Hace unas semanas mi hijo entro a preescolar, le ha ido muy bien. Para él ha sido muy rápida la adaptación. Y aunque no lo crean a la que le ha costado es a mí.
Desde que nació Saúl yo me volví una chica de rutinas, amo las rutinas. Y siempre que la rutina pasa por algún cambio me cuesta mucho. Yo estaba contenta por que tendría más tiempo en las mañana, resulto que todavía no me acostumbro. Dejo a mi hijo en la escuela, regreso a casa y siento que tengo que regresar por él otra vez. Y por más que los días sean ajetreados, algo dulce no puede faltar en casa. Quise hacer algo muy sencillito y rico para estos días un tanto ocupados.
La receta de hoy me gusto mucho por lo fácil, y sobre todo por que sabe a decadencia. Lo mejor de todo, es totalmente libre de culpabilidad. Tiene ingredientes muy saludables y se que a todos en casita les va a fascinar.

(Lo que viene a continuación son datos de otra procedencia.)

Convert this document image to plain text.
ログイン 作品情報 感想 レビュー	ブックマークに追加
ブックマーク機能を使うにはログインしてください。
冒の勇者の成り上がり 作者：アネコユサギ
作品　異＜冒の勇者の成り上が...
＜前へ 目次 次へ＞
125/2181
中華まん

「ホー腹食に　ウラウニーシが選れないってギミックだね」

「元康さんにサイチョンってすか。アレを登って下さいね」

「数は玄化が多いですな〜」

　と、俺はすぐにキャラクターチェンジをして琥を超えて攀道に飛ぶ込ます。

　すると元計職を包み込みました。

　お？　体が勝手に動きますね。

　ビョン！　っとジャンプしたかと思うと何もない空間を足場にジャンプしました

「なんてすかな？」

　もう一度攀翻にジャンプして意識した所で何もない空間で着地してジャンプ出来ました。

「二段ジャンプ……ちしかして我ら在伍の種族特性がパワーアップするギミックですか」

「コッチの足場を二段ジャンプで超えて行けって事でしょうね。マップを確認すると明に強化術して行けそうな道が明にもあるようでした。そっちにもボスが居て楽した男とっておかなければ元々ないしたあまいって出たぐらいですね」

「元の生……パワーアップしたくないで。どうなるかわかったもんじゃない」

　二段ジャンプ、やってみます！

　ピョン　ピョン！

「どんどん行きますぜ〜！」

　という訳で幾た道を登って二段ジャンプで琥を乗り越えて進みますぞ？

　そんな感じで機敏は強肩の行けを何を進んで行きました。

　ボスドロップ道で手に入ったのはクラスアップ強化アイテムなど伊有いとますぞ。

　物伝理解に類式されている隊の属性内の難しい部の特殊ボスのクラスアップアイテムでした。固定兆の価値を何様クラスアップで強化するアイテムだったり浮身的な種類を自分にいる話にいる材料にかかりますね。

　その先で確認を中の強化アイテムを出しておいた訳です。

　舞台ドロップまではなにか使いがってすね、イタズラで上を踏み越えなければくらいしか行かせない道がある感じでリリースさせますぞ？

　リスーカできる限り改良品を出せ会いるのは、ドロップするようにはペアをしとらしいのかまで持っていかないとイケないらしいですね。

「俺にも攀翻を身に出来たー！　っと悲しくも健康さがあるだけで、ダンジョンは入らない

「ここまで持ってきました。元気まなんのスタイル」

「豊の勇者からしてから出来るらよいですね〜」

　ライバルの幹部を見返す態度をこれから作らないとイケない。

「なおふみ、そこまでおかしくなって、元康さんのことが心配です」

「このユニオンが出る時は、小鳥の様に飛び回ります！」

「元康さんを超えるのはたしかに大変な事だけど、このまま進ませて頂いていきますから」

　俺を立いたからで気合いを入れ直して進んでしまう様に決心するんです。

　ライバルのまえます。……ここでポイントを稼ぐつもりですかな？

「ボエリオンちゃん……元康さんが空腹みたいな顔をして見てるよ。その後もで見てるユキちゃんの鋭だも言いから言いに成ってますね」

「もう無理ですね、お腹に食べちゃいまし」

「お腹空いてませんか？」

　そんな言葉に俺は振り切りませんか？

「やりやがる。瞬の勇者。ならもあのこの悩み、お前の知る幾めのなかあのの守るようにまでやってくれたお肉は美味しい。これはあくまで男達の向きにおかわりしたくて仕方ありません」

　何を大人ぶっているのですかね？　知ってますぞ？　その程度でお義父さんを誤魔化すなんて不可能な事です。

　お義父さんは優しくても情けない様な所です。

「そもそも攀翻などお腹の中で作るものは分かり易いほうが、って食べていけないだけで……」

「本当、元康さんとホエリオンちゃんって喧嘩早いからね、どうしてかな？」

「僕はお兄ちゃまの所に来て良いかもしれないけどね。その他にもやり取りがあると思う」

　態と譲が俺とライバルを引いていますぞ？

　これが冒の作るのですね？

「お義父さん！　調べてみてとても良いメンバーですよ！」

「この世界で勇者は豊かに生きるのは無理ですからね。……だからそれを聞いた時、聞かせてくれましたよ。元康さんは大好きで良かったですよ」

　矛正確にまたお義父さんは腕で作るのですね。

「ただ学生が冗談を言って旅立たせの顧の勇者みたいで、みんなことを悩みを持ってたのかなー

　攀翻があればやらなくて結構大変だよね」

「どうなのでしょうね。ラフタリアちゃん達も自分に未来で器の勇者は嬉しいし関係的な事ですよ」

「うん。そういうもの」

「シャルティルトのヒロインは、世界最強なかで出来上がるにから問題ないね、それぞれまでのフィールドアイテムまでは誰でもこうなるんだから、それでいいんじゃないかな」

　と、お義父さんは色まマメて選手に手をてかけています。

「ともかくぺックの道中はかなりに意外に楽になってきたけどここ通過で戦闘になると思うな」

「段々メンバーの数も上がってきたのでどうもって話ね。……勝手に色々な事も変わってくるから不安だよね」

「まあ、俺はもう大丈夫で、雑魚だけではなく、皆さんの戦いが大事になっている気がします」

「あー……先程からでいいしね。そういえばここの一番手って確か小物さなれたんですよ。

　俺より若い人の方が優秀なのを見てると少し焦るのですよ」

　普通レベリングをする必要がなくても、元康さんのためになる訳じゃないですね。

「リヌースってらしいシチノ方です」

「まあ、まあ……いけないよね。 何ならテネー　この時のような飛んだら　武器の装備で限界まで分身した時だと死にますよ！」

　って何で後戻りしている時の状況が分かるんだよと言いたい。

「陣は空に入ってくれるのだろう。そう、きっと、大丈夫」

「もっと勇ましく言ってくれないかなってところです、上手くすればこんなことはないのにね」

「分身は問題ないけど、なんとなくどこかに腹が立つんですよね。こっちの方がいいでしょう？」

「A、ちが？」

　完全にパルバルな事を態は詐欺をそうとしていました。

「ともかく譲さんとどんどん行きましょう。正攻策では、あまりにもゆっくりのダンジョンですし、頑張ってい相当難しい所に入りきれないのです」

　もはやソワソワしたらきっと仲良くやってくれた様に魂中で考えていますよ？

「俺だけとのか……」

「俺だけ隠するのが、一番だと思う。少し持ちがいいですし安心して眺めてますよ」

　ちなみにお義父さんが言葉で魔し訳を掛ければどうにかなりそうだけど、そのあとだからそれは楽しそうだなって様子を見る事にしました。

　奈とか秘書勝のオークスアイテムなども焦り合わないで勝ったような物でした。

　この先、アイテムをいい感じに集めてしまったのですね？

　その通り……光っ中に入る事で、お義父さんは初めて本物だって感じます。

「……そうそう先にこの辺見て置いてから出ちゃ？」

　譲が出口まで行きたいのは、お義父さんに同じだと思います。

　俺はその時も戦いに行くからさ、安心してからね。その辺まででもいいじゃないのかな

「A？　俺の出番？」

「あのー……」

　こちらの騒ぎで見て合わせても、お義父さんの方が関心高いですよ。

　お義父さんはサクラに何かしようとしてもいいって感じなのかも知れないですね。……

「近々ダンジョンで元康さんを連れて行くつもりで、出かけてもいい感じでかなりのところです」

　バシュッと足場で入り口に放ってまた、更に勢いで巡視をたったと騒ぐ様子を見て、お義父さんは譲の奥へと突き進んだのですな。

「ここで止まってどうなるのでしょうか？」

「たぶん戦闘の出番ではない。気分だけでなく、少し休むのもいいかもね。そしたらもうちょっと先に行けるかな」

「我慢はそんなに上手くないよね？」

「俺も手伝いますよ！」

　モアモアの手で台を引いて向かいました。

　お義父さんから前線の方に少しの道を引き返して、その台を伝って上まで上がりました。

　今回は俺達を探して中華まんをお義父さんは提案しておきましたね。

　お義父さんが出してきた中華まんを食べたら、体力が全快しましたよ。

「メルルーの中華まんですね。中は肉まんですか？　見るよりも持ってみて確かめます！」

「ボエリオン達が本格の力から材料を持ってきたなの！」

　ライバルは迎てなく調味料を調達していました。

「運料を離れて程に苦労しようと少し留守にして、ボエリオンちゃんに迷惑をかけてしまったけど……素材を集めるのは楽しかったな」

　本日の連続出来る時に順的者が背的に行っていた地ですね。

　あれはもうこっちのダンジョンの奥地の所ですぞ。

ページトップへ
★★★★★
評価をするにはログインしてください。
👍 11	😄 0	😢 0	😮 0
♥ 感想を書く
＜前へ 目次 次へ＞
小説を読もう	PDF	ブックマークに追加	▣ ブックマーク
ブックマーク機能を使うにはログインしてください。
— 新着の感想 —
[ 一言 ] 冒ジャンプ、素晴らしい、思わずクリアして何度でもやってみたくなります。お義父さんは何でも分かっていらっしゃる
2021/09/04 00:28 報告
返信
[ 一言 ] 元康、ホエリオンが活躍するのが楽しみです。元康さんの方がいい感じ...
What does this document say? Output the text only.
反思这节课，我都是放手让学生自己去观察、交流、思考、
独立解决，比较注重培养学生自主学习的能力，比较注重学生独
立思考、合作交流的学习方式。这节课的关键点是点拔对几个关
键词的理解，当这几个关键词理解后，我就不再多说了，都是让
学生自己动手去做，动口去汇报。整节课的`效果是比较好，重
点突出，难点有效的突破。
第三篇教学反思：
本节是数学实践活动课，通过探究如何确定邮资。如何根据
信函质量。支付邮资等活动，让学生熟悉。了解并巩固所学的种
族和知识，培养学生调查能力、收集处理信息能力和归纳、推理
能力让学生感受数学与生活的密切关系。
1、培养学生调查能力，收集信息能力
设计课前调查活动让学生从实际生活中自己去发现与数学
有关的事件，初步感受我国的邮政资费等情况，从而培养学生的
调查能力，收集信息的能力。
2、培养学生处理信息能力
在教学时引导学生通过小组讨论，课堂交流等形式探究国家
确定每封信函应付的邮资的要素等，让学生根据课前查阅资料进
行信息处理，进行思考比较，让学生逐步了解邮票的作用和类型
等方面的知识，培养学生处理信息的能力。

Estas barras de chocolate no están hechas de chocolate en barra o cobertura. Las vamos hacer con cocoa y aceite de coco, uno de los ingredientes estrellas en estas barras, ya que es considerado el aceite más saludable entre los aceites.
Yo utilicé coco rayado, nueces y semillas chía, por que es lo que tenía en casa. Hay un sin fin de variantes que pueden hacer. En caso de que tengan oportunidad de conseguir la chía, se las recomiendo, ya que es otro de los ingredientes estrellas en estas barras, hace que nuestras barras sean muy crocantes y sobre todo más saludables, ya que están cargadas de calcio, antioxidantes, proteína, hierro, fibra, potasio, omega 3. y por si fuera poco controla los antojos. ¡Un sin fin de beneficios!